In 2006, he co-sponsored an amendment requiring that all future war funding be routed through the normal budget process.
“Adding hundreds of billions of dollars that are more conveniently designated as emergency expenditures — so that they don’t have to be budgeted for along with other national priorities — is only making the fiscal problem that much greater,” McCain said in a floor speech then. “It is unfortunate that, at a time of war and with such a huge deficit and burgeoning debt, we continue to fund unnecessary projects and load up emergency supplemental appropriations bills with non-emergency items.”
While McCain’s measure to nix separate war budgets was approved, then-President George W. Bush asserted his executive authority to ignore it.
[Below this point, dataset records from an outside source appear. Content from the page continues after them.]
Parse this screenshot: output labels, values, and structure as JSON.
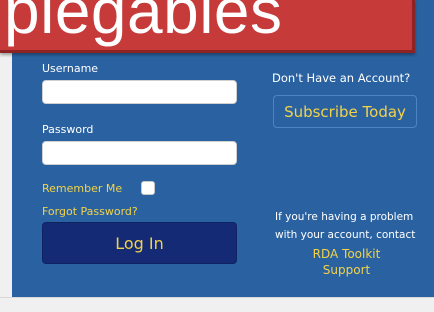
{
  "banner": {
    "text": "plegables"
  },
  "login": {
    "username_label": "Username",
    "username_value": "",
    "password_label": "Password",
    "password_value": "",
    "remember_label": "Remember Me",
    "forgot_label": "Forgot Password?",
    "login_button": "Log In"
  },
  "account": {
    "prompt": "Don't Have an Account?",
    "subscribe_button": "Subscribe Today"
  },
  "help": {
    "line1": "If you're having a problem",
    "line2": "with your account, contact",
    "link_line1": "RDA Toolkit",
    "link_line2": "Support"
  },
  "colors": {
    "panel_blue": "#2a62a1",
    "button_navy": "#142a74",
    "accent_yellow": "#f2d24a",
    "banner_red": "#c63a3a"
  }
}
What is now in the offing is a scale of abuse not yet seen, according to Winslow Wheeler, a former national security staffer for members of both parties and longtime Pentagon spending critic.
“Four or five years ago, Congress embraced it as a gimmick for $5 [billion] to $10 billion extra,” he said. “Now, they want to embrace it for $40 billion extra.”
In his view, both sides in the defense spending debate — those, like McCain, who insisted on the dire need to increase the regular defense budget and fiscal hawks who were loath to bust the spending caps imposed on the Pentagon budget – gave in.
“They both caved from their alleged principles in order to give the defense budget more money,” Wheeler said.
The proposal to add war spending to the budget resolution still has a number of hurdles to overcome.
In the House, Republican leaders plan to hold votes on two budgets — one with $96 billion in OCO spending and one without. And in the Senate, a budget “point of order” was kept in the budget for any war spending above $58 billion, which would require 60 votes to approve the higher level on a defense appropriations bill.
Many Democrats appear wary of going along.
A Democratic amendment that failed in the House Budget Committee last week sought to prevent the war budget from being used as way to increase defense spending while not breaking the Budget Control Act spending limits.
The amendment, which was defeated on a party-line vote of 22 Republicans to 14 Democrats, asserted that using the war budget in this manner would constitute a “backdoor loophole that undermines the integrity of the budget process.”
“Both Pentagon and Congress have abused this loophole,” the amendment read.
During the budget debate, defense hawks made the argument that the higher war budget is tied — at least in part — to the war. They noted that the U.S. military drawdown in Afghanistan and operations against ISIL could still ramp up.
But Todd Harrison, a defense analyst at the Center for Strategic and Budgetary Assessments, said that line of thinking is dubious.
“Those arguments won’t add up to $38 billion,” he said. “They won’t even come close.”